Aglietta sur les secousses financières

Intéressant entretien donné au Monde par Michel Aglietta. Comme le plus souvent avec lui, pas d’effets de manche. On notera aussi que ses préconisations en matière de régulation financière font l’économie d’une grande réglementation mondiale décidée dans une quelconque commission.

16 Commentaires

  1. J’étais justement en train de le lire… Lorsque M.A. (qui n’a pas été sollicité pour rejoindre la commission libératoire ?) dit que :

    "Il est aujourd’hui possible, du moins pour les principaux marchés qui ont des données historiques longues, de calculer de façon assez fiable des valeurs fondamentales de long terme et de supputer quand les marchés sortent de l’épure."

    est-ce cela aurait vraiment été possible lors de la toute dernière "crise" : quelle valeur de long terme pour des emprunts hypothécaires titrisés, actifs qui précisément sont récents ?

  2. Aglietta affirme que la concurrence mondiale permet aux banques centrales d’avoir une politique monétaire plus expansionniste sans risque de faire décoller l’inflation. Il considère aussi que les excès qui conduisent à une hausse des actifs pourraient être évités. A l’écouter, on pourrait donc concevoir une politique monétaire qui évite l’inflation et les bulles?

    Il y a derrière cela l’idée que les institutions politiques et monétaires sont plus douées pour la prévision et plus raisonnables que les hommes d’affaires (voire que les ménages dans le cas des subprimes). On retrouve cette idée dans les deux tomes (très intéressants) de sa Macroéconomie financière que vous avez recommandés.

    Mais comment les hommes d’affaires et les ménages pourraient-ils faire de bonnes prévisions lorsque le taux d’intérêt neutre est masqué par la politique monétaire. Comment pourraient-ils faire des choix rationnels quand toute la presse spécule sur les prochaines décisions de Bernanke et Trichet?

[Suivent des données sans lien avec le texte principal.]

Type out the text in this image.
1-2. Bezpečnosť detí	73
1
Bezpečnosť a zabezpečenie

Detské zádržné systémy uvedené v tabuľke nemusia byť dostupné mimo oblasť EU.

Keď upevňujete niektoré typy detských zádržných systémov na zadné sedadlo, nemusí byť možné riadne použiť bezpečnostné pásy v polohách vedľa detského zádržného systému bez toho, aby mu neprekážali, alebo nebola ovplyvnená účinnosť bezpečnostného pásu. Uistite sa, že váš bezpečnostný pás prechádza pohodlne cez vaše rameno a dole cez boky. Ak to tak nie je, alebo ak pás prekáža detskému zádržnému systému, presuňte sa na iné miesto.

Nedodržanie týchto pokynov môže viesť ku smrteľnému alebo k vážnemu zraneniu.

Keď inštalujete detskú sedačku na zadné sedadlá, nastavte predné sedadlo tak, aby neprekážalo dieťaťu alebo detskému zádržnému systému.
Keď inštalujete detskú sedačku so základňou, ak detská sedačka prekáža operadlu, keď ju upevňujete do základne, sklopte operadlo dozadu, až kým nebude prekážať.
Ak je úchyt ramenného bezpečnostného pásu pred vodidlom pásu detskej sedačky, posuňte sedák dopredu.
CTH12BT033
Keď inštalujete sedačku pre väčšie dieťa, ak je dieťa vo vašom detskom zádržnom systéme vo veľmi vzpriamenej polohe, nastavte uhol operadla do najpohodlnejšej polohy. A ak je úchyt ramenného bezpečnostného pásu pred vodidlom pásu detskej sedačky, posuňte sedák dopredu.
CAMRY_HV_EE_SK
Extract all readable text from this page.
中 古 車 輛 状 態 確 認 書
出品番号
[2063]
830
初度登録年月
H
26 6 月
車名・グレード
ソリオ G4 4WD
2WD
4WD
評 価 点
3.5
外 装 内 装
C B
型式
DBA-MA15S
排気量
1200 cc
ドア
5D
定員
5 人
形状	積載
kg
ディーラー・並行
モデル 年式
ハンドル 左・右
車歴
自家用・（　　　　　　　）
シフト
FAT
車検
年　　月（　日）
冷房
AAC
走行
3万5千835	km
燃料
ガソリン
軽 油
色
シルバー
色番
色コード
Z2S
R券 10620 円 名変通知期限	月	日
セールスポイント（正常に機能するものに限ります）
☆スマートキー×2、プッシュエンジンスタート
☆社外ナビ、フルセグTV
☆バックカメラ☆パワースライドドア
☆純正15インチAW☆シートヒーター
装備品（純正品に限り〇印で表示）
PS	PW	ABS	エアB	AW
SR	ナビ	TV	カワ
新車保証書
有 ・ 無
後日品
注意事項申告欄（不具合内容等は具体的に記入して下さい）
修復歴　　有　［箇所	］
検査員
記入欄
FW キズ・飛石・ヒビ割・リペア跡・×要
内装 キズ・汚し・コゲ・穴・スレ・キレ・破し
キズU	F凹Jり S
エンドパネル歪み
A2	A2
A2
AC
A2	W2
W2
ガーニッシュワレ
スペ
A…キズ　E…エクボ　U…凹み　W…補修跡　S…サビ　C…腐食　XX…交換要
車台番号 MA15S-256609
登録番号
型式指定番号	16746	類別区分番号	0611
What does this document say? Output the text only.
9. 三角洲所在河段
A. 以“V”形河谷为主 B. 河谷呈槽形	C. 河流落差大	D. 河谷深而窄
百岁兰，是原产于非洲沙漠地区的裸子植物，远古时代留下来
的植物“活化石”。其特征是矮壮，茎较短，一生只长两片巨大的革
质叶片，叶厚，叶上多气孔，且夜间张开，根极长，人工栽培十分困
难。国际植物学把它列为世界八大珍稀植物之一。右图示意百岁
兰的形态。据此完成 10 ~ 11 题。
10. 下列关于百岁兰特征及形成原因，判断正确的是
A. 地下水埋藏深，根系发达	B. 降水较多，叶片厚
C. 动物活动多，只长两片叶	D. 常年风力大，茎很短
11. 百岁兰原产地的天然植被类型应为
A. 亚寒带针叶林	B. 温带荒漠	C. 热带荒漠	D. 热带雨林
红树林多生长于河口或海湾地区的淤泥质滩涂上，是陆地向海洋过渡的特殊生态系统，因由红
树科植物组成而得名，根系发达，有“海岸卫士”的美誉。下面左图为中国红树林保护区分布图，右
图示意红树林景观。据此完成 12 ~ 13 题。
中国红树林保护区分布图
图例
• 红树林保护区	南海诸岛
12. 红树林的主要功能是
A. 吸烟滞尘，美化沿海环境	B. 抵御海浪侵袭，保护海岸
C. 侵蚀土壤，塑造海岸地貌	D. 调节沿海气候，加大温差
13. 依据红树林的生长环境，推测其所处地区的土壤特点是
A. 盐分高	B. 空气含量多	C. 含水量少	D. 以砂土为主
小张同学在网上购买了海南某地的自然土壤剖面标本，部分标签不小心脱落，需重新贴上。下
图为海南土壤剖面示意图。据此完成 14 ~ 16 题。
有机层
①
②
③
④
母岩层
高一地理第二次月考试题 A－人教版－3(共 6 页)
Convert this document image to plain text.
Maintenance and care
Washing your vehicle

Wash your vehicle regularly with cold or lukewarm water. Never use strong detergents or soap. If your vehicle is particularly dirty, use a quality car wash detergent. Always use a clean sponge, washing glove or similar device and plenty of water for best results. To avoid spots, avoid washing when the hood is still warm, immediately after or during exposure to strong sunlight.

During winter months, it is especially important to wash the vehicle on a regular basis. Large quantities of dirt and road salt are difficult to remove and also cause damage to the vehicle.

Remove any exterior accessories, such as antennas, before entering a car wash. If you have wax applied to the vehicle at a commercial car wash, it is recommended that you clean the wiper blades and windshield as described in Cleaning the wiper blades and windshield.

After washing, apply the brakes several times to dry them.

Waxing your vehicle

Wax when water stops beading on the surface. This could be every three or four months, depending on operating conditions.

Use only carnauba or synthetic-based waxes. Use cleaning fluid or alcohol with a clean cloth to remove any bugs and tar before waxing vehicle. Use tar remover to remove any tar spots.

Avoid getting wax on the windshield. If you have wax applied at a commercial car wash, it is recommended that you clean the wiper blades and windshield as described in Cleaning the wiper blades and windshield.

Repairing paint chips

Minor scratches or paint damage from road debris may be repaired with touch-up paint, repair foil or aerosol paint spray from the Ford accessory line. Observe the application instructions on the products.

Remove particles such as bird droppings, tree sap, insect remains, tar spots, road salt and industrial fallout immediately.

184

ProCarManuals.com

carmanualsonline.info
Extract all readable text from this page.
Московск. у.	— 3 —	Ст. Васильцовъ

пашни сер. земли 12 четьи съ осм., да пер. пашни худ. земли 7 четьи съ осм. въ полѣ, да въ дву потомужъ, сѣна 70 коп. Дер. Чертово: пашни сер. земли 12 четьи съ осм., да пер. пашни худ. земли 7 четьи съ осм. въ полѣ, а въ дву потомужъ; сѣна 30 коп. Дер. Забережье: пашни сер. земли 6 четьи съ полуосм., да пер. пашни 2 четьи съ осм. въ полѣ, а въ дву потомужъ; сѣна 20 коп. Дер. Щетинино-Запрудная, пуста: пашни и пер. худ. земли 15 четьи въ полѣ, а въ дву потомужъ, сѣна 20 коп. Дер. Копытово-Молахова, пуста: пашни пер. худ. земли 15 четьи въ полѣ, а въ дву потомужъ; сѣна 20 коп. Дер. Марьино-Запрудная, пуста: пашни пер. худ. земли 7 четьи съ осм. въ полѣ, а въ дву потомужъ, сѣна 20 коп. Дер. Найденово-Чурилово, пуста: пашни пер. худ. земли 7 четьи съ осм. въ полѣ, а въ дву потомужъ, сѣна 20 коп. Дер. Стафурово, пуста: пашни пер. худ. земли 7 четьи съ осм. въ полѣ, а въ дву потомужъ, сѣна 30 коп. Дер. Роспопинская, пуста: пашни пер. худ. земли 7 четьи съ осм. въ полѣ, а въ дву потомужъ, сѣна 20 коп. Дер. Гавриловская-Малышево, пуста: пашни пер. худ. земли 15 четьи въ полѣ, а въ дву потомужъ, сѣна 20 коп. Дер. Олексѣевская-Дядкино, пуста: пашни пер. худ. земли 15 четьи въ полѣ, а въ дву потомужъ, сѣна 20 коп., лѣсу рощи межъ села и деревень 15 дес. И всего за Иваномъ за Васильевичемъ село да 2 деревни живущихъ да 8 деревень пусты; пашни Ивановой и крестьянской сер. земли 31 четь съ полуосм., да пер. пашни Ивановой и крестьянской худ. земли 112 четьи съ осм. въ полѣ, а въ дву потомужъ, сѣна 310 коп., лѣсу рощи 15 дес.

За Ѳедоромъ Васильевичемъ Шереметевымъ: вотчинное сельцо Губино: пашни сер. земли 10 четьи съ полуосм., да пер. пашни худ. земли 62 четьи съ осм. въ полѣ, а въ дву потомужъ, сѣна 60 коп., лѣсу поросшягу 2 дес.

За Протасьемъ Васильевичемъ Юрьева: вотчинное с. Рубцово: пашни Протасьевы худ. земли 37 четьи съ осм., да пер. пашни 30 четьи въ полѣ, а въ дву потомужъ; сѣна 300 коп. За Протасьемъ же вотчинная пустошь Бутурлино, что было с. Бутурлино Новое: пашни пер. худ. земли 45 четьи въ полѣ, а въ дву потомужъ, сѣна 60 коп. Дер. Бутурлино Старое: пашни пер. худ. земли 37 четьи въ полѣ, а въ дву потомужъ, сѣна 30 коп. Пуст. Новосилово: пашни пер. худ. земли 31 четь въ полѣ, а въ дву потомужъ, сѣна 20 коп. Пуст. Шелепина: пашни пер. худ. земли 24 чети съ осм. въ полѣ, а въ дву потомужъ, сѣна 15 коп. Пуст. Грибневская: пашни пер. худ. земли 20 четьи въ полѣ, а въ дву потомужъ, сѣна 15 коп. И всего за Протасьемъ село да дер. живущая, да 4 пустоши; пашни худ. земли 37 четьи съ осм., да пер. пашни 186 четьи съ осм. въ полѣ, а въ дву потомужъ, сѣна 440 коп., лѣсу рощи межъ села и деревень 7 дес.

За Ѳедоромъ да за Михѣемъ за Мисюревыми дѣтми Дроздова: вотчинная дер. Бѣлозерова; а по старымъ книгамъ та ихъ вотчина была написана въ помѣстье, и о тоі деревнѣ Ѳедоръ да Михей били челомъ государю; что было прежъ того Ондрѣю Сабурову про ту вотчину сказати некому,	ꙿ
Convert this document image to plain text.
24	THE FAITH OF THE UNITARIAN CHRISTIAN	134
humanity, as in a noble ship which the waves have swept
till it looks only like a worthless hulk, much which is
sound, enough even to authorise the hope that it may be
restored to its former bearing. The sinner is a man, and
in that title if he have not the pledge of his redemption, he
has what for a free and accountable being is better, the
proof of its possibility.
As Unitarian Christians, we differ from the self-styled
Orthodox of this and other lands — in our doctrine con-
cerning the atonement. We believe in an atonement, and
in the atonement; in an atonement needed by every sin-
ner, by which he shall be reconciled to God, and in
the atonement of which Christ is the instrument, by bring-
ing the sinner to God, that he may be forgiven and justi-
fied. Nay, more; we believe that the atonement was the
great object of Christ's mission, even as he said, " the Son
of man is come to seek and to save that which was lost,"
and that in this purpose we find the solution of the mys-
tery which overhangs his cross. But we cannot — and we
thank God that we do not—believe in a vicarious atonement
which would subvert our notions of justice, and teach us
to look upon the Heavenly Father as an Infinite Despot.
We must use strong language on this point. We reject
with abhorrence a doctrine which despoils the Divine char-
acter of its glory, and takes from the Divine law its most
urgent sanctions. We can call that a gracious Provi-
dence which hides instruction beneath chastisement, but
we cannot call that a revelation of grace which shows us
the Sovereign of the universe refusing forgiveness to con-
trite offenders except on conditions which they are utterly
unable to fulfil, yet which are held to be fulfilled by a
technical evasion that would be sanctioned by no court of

  3. Souhaiter que les "investisseurs de long terme" (ça existe ? quel est donc leur intérêt d’investir à long terme plutôt qu’à court terme ?) "prennent leurs responsabilités et établissent un rapport de force en leur faveur" me semble relever du voeu pieux : Existe-t-il donc des acteurs libres sur le marché ayant renoncé à établir un rapport de force en leur faveur avec un autre acteur du marché ?

    Ca existe. Ce sont les “fondamentalistes” (genre Buffet). Simplement, quand c’est le bordel, ils ne peuvent pas forcément se permettre de continuer de la même façon. Je reste dubitatif sur un point de l’entretien, essentiel pour comprendre leur comportement : la capacité à calculer des fondamentaux exacts.

    Doit-on oublier que les fonds spéculatifs ont été créés par les banques précisément pour permettre aux capitaux qu’elles gèrent d’échapper aux règles de régulation s’appliquant particulièrement aux banques ? Demander aux créateurs du mécanisme de dérégulation de reprendre le contrôle qu’ils n’ont probablement jamais perdu sur leurs créations me semble dans un tel contexte incantatoire.

  4. L’article est intéressant pour la description ce qui se passe, mais la solution proposée («un monitoring ferme», «modification profonde des principes de gestion de la finance») me semble guère pertinente. J’aurai envie de répondre: Pourquoi une telle solution maintenant plus qu’en 2001 ou qu’en 1997?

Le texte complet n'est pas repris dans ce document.